The news that Playboy is dumping DVD production for online offerings is being taken as a sign that physical media is dead, but the truth is more complicated (and a bit filthier).
In a filing with the SEC last week, Playboy revealed that it is planning to dump the production of its bunny-laden soft core DVDs and concentrate on producing content for online viewing instead. "We will continue to deliver more of our content digitally, using our assets across multiple distribution platforms and adding more a la carte offerings," CEO Christie Hefner (yep, Playboy founder Hugh Hefner's daughter) wrote in a memo to employees. "Given the declines in the DVD market, we will exit that business in phases over a few months to concentrate on selling that content online."
Of course, some of those employees probably weren't that excited at the news that rabbit-eared lovelies would continue to proliferate online, given that Playboy is also planning to sack at least 50 of them.

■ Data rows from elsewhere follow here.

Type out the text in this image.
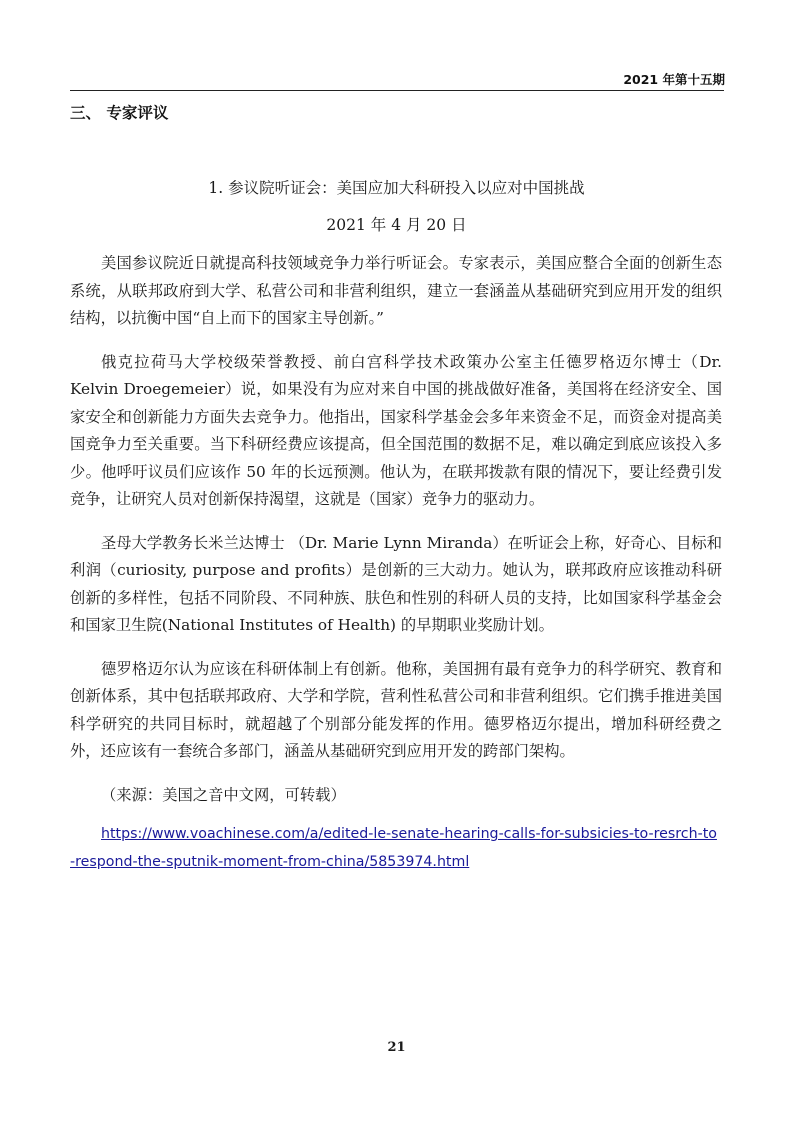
2021 年第十五期
三、 专家评议
1. 参议院听证会：美国应加大科研投入以应对中国挑战
2021 年 4 月 20 日

美国参议院近日就提高科技领域竞争力举行听证会。专家表示，美国应整合全面的创新生态系统，从联邦政府到大学、私营公司和非营利组织，建立一套涵盖从基础研究到应用开发的组织结构，以抗衡中国“自上而下的国家主导创新。”

俄克拉荷马大学校级荣誉教授、前白宫科学技术政策办公室主任德罗格迈尔博士（Dr. Kelvin Droegemeier）说，如果没有为应对来自中国的挑战做好准备，美国将在经济安全、国家安全和创新能力方面失去竞争力。他指出，国家科学基金会多年来资金不足，而资金对提高美国竞争力至关重要。当下科研经费应该提高，但全国范围的数据不足，难以确定到底应该投入多少。他呼吁议员们应该作 50 年的长远预测。他认为，在联邦拨款有限的情况下，要让经费引发竞争，让研究人员对创新保持渴望，这就是（国家）竞争力的驱动力。

圣母大学教务长米兰达博士 （Dr. Marie Lynn Miranda）在听证会上称，好奇心、目标和利润（curiosity, purpose and profits）是创新的三大动力。她认为，联邦政府应该推动科研创新的多样性，包括不同阶段、不同种族、肤色和性别的科研人员的支持，比如国家科学基金会和国家卫生院(National Institutes of Health) 的早期职业奖励计划。

德罗格迈尔认为应该在科研体制上有创新。他称，美国拥有最有竞争力的科学研究、教育和创新体系，其中包括联邦政府、大学和学院，营利性私营公司和非营利组织。它们携手推进美国科学研究的共同目标时，就超越了个别部分能发挥的作用。德罗格迈尔提出，增加科研经费之外，还应该有一套统合多部门，涵盖从基础研究到应用开发的跨部门架构。

（来源：美国之音中文网，可转载）

https://www.voachinese.com/a/edited-le-senate-hearing-calls-for-subsicies-to-resrch-to-respond-the-sputnik-moment-from-china/5853974.html
21
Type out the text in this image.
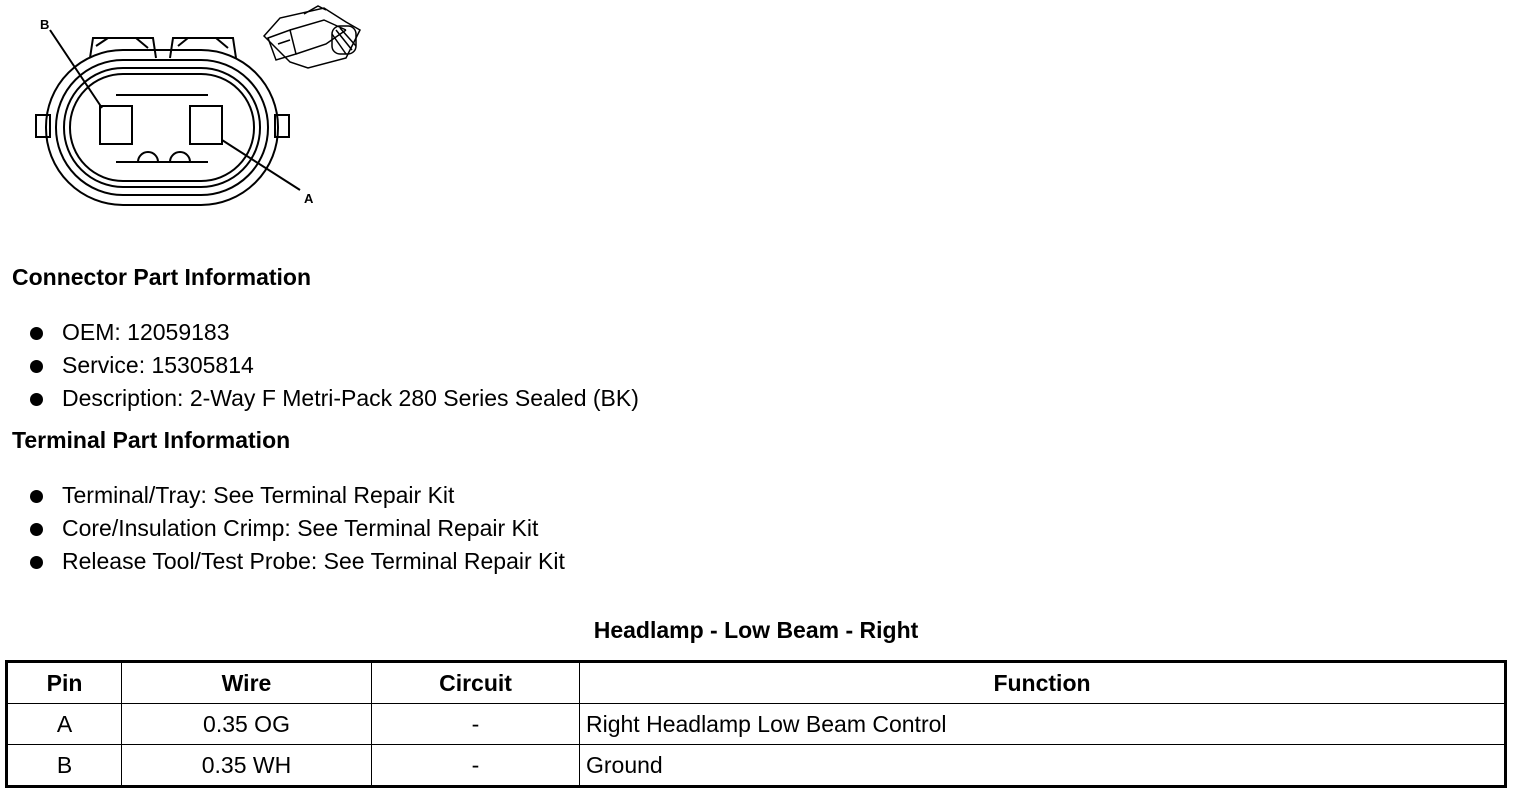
B
A
Connector Part Information
OEM: 12059183
Service: 15305814
Description: 2-Way F Metri-Pack 280 Series Sealed (BK)
Terminal Part Information
Terminal/Tray: See Terminal Repair Kit
Core/Insulation Crimp: See Terminal Repair Kit
Release Tool/Test Probe: See Terminal Repair Kit
Headlamp - Low Beam - Right
Pin	Wire	Circuit	Function
A	0.35 OG	-	Right Headlamp Low Beam Control
B	0.35 WH	-	Ground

But staffing issues aside, much of the online commentary for this story has taken this event as yet more evidence that the market for physical media such as DVDs is dying rapidly, and that we'll soon consume all our entertainment online.

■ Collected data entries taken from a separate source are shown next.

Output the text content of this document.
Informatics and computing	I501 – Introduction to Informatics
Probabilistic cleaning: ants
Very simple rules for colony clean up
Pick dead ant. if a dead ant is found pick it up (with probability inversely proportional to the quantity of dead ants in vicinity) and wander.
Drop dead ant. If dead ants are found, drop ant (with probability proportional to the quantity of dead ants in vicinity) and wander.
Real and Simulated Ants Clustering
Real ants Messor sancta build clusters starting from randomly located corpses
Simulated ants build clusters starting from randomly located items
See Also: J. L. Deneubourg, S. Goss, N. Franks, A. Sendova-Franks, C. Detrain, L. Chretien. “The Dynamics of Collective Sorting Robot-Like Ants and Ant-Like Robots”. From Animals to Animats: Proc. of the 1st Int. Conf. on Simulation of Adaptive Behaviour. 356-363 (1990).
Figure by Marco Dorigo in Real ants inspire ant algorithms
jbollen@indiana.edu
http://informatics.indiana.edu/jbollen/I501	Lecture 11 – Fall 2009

The adult industry is frequently seen as a leader when it comes to Internet trends, having experimented with ecommerce and live video chats when most people could barely construct an HTML page. Resistance to new hi-def DVD formats, evident both in consumer inertia and the refusal of prominent suppliers like Apple to go nuts for Blu-ray drives, is often seen as further proof that the future of entertainment is one where streaming will happen to everyone, not just participants in Playboy wet T-shirt competitions.

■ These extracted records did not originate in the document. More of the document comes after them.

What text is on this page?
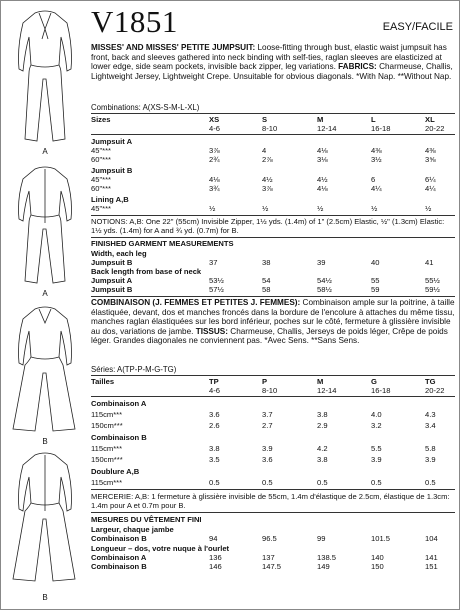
A
A
B
B
V1851	EASY/FACILE
MISSES' AND MISSES' PETITE JUMPSUIT: Loose-fitting through bust, elastic waist jumpsuit has front, back and sleeves gathered into neck binding with self-ties, raglan sleeves are elasticized at lower edge, side seam pockets, invisible back zipper, leg variations. FABRICS: Charmeuse, Challis, Lightweight Jersey, Lightweight Crepe. Unsuitable for obvious diagonals. *With Nap. **Without Nap.
Combinations: A(XS-S-M-L-XL)
Sizes	XS	S	M	L	XL
4-6	8-10	12-14	16-18	20-22
Jumpsuit A
45"***	3⅞	4	4⅛	4⅜	4⅜
60"***	2¾	2⅞	3⅛	3½	3⅝
Jumpsuit B
45"***	4⅛	4½	4½	6	6¼
60"***	3¾	3⅞	4⅛	4¼	4¼
Lining A,B
45"***	½	½	½	½	½
NOTIONS: A,B: One 22" (55cm) Invisible Zipper, 1½ yds. (1.4m) of 1" (2.5cm) Elastic, ½" (1.3cm) Elastic: 1½ yds. (1.4m) for A and ¾ yd. (0.7m) for B.
FINISHED GARMENT MEASUREMENTS
Width, each leg
Jumpsuit B	37	38	39	40	41
Back length from base of neck
Jumpsuit A	53½	54	54½	55	55½
Jumpsuit B	57½	58	58½	59	59½
COMBINAISON (J. FEMMES ET PETITES J. FEMMES): Combinaison ample sur la poitrine, à taille élastiquée, devant, dos et manches froncés dans la bordure de l'encolure à attaches du même tissu, manches raglan élastiquées sur les bord inférieur, poches sur le côté, fermeture à glissière invisible au dos, variations de jambe. TISSUS: Charmeuse, Challis, Jerseys de poids léger, Crêpe de poids léger. Grandes diagonales ne conviennent pas. *Avec Sens. **Sans Sens.
Séries: A(TP-P-M-G-TG)
Tailles	TP	P	M	G	TG
4-6	8-10	12-14	16-18	20-22
Combinaison A
115cm***	3.6	3.7	3.8	4.0	4.3
150cm***	2.6	2.7	2.9	3.2	3.4
Combinaison B
115cm***	3.8	3.9	4.2	5.5	5.8
150cm***	3.5	3.6	3.8	3.9	3.9
Doublure A,B
115cm***	0.5	0.5	0.5	0.5	0.5
MERCERIE: A,B: 1 fermeture à glissière invisible de 55cm, 1.4m d'élastique de 2.5cm, élastique de 1.3cm: 1.4m pour A et 0.7m pour B.
MESURES DU VÊTEMENT FINI
Largeur, chaque jambe
Combinaison B	94	96.5	99	101.5	104
Longueur – dos, votre nuque à l'ourlet
Combinaison A	136	137	138.5	140	141
Combinaison B	146	147.5	149	150	151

That may well be the case in the long term, but the fact is that Playboy had problems that would have occurred no matter what the trends were in porn consumption. The simple truth is this: in an era where a simple Google search can get you instant access to any fetish you want, from getting it on with soft toys to completely unexpected use for vegetables and any amount of bodily fluids, the softcore material that Playboy specialises in looks pretty lame. If you're going to bother surfing and paying for porn, why settle for something that's not much more revealing than the average lingerie catalogue? That worldview apparently affects the print magazine too, which has less than half the circulation it enjoyed in its 1950s and 1960s heyday.
Playboy's business approach may also need tweaking. Its subscription adult site is still its main online vehicle, but many in the adult industry have argued that consumers prefer a pay-per-view model. Dumping DVDs might help to cut costs, but making the Playboy brand relevant in the uber-filth era will take a lot more work.